Sunday, November 13, 2011

SNAP Challenge Day 1.5


Today is when reality met the rubber which was on the road that bites. Or something. It was Day 1.5 of the SNAP Challenge.

You see, everyone else started this morning, but I, in my usual Occupy Pantry Street sort of way, started last night, so that my final SNAP Challenge meal will be next Saturday’s lunch. I would try to explain it, but it’s a combination of Kabbalist theology and quantum mechanics, and you wouldn’t understand.

Anyway, this SNAP challenge thing is really pretty easy. As long as you don’t like to eat food that actually tastes good or is good for you.

Here (courtesy of the South Carolina Department of Social Services) is the list of what you might buy if you were shopping using a SNAP EBT card (which has replaced the old food stamps):    
·      Any food or food product except for ready-to-eat hot foods
·      Baby formula, goat's milk, Pedialyte and Pediasure  (Goat’s Milk???? It’s $3.50 a quart at Wal-Mart!! Are you freaking kidding me?? Why not Russian Caviar? It’s food, right?)
·      Seeds and plants used to grow foods including fruit trees (Excellent, I will just wait until May to eat while my tomatoes grow.)
·      Fresh produce items from authorized vendors (Don’t remind me. I saw a little kid today eating a banana. I would have stolen it, but his dad was bigger than me.)
·      Meals prepared and delivered by a meal delivery service such as Meals on Wheels
·      Meals at congregate meal sites such as soup kitchens (Soup kitchens charge? I told you a GOP majority was a bad idea.)
·      Nutritional supplements such as Ensure, Isomil, Boost and Sustacal (“Sustacal,” now that sounds yummy.)
·      Weight loss products such as Dynatrim, Slim Fast, Cambridge Diet and Nutrisystem (Seriously? Slim Fast? I can’t even satirize that.)
·      Artificial Sweeteners (Tastes like chemicals because it’s made from chemicals. Definitely not food.)
·      Distilled Water (Why distilled water and not mineral water?)
·      Ice (Ice made from distilled water, apparently.)
·      Lactaid caplets and Lactaid milk (Try the goat milk instead.)
·      Cooking Sprays, such as Never Stik and Pam (Sorry, I need the margarine to make stuff taste slightly edible.)
·      Prepared cold sandwiches or salads that will not be eaten in the store (As if I could afford one of those $4.95 sandwiches…)

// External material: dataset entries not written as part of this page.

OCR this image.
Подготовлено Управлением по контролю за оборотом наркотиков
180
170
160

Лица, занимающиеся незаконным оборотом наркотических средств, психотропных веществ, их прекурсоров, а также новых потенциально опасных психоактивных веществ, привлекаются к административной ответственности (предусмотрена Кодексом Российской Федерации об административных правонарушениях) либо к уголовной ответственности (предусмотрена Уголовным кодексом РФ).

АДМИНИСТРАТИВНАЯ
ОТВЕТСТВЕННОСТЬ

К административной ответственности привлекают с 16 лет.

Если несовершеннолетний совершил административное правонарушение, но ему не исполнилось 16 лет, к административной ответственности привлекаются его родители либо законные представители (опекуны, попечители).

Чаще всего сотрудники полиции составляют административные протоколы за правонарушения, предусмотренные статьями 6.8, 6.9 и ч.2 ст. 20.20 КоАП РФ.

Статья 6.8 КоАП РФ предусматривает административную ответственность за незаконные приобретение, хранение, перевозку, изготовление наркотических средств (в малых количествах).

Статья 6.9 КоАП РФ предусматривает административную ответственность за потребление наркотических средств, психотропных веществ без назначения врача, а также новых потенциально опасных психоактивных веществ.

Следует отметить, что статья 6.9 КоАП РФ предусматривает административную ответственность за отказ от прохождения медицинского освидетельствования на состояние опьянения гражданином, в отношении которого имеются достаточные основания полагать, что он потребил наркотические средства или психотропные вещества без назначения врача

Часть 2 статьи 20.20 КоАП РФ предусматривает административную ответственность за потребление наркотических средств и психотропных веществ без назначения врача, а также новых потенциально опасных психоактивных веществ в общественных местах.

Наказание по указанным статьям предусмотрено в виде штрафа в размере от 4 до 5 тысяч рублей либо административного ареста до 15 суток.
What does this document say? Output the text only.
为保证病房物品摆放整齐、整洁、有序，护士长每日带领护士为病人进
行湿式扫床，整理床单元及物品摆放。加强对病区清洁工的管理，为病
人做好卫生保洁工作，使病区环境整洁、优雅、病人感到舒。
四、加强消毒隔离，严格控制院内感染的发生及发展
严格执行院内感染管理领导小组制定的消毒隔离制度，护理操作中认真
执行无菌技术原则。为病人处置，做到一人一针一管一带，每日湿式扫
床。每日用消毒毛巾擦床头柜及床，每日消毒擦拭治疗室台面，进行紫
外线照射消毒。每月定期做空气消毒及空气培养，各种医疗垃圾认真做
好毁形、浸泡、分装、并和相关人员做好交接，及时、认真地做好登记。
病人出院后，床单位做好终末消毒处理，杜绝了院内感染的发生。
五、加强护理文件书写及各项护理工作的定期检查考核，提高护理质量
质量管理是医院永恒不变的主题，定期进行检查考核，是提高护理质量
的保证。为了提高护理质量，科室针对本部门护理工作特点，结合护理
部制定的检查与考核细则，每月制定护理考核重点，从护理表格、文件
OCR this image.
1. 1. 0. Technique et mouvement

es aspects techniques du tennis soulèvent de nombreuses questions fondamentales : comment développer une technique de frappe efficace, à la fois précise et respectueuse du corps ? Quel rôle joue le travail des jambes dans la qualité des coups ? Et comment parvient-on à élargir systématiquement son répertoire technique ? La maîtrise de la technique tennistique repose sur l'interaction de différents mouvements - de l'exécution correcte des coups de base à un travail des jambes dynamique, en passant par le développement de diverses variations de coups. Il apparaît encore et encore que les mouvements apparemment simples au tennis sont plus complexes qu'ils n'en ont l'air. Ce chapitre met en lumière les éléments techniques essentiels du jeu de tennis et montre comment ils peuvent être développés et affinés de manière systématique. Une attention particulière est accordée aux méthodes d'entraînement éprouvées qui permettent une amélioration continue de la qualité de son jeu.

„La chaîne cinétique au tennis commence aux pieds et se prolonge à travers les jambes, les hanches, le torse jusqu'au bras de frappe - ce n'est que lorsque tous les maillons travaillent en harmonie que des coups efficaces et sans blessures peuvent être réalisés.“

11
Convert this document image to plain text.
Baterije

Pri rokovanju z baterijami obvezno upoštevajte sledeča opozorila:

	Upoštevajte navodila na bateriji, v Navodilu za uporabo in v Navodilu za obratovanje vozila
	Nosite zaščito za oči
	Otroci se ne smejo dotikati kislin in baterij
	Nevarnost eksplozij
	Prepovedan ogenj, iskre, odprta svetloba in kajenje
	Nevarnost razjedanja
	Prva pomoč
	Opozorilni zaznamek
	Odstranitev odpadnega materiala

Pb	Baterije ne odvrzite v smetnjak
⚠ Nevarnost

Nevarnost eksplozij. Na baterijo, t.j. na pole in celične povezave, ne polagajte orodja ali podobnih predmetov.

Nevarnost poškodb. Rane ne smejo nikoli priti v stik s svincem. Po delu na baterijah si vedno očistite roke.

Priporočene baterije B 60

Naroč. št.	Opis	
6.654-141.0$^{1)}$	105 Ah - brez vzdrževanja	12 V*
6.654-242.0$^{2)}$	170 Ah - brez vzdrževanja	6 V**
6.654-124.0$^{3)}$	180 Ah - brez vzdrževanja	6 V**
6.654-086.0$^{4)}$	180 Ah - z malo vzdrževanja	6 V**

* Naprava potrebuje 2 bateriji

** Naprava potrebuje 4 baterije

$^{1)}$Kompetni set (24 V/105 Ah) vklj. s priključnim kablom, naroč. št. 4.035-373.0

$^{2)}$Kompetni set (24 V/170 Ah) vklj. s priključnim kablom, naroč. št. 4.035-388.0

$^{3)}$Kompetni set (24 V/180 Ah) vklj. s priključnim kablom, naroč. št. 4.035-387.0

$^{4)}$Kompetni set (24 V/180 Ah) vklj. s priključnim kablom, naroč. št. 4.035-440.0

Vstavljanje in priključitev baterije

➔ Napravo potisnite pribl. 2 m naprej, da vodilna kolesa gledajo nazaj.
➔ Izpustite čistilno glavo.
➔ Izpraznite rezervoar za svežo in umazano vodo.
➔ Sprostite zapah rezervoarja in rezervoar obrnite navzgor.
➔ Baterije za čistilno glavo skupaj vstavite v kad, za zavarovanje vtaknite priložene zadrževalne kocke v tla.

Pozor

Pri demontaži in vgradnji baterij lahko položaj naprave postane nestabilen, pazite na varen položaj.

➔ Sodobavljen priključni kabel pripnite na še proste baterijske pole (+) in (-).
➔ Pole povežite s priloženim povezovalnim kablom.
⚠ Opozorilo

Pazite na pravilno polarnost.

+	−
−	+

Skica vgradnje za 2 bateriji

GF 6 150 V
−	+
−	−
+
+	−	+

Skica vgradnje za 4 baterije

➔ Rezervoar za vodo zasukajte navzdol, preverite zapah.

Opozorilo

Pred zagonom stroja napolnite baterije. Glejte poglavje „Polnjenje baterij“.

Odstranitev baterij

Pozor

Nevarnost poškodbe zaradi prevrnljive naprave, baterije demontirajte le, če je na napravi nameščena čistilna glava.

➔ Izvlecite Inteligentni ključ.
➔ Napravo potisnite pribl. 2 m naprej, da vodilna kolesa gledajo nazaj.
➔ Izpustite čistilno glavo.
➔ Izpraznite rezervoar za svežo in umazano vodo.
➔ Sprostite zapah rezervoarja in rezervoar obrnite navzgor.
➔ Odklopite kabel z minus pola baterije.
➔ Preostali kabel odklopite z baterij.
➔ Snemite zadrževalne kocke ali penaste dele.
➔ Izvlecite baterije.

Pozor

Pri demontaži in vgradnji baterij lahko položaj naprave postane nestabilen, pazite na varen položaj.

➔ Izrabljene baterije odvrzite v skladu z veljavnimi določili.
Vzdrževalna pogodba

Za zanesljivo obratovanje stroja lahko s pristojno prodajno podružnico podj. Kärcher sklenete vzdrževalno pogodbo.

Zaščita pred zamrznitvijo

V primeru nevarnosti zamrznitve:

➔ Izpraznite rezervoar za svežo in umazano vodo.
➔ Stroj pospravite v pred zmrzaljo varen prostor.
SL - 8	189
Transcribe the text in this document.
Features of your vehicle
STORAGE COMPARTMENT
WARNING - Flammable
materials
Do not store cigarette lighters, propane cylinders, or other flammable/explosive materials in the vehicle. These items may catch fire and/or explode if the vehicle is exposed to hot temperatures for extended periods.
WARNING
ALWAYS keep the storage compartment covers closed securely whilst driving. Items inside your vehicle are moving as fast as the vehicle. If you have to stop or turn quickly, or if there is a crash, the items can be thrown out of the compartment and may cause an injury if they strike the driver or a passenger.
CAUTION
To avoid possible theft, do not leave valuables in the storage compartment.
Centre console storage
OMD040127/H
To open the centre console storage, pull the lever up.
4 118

Okay: on to the challenge. Breakfast today was oatmeal (store brand of course). But I couldn’t afford milk from any mammal, or even sugar, so it was plain. I tried it with Blue Bonnet. Cost: $.15 It didn’t taste bad, but it looked ferocious. Dr. Johnson, in his 1755 Dictionary of the English Language, defined oats thusly: "A grain, which in England is generally given to horses, but in Scotland supports the people." The irony of an Englishman asserting that his native cuisine was superior to anyone else’s is delicious. After all, beyond fish and chips, what do the English have to eat anyway? But maybe Samuel Johnson once tried oatmeal with Blue Bonnet on it.

Lunch was rice and beans left over from dinner last night. Cost: $0 because I already charged it off last night.

So, tonight, I was faced with a repellent mash of rice and beans and leftover oatmeal. I had already taken an antacid and thought better of trying either. So I took two slices of my store brand white bread ($.05 ea.) and some peanut butter instead. Total: $.25 Maybe by Wednesday, I will have saved enough to buy a head of lettuce and a tomato. By Thursday, I will probably being willing to kill for a Honeycrisp apple. They are, after all, $1 each.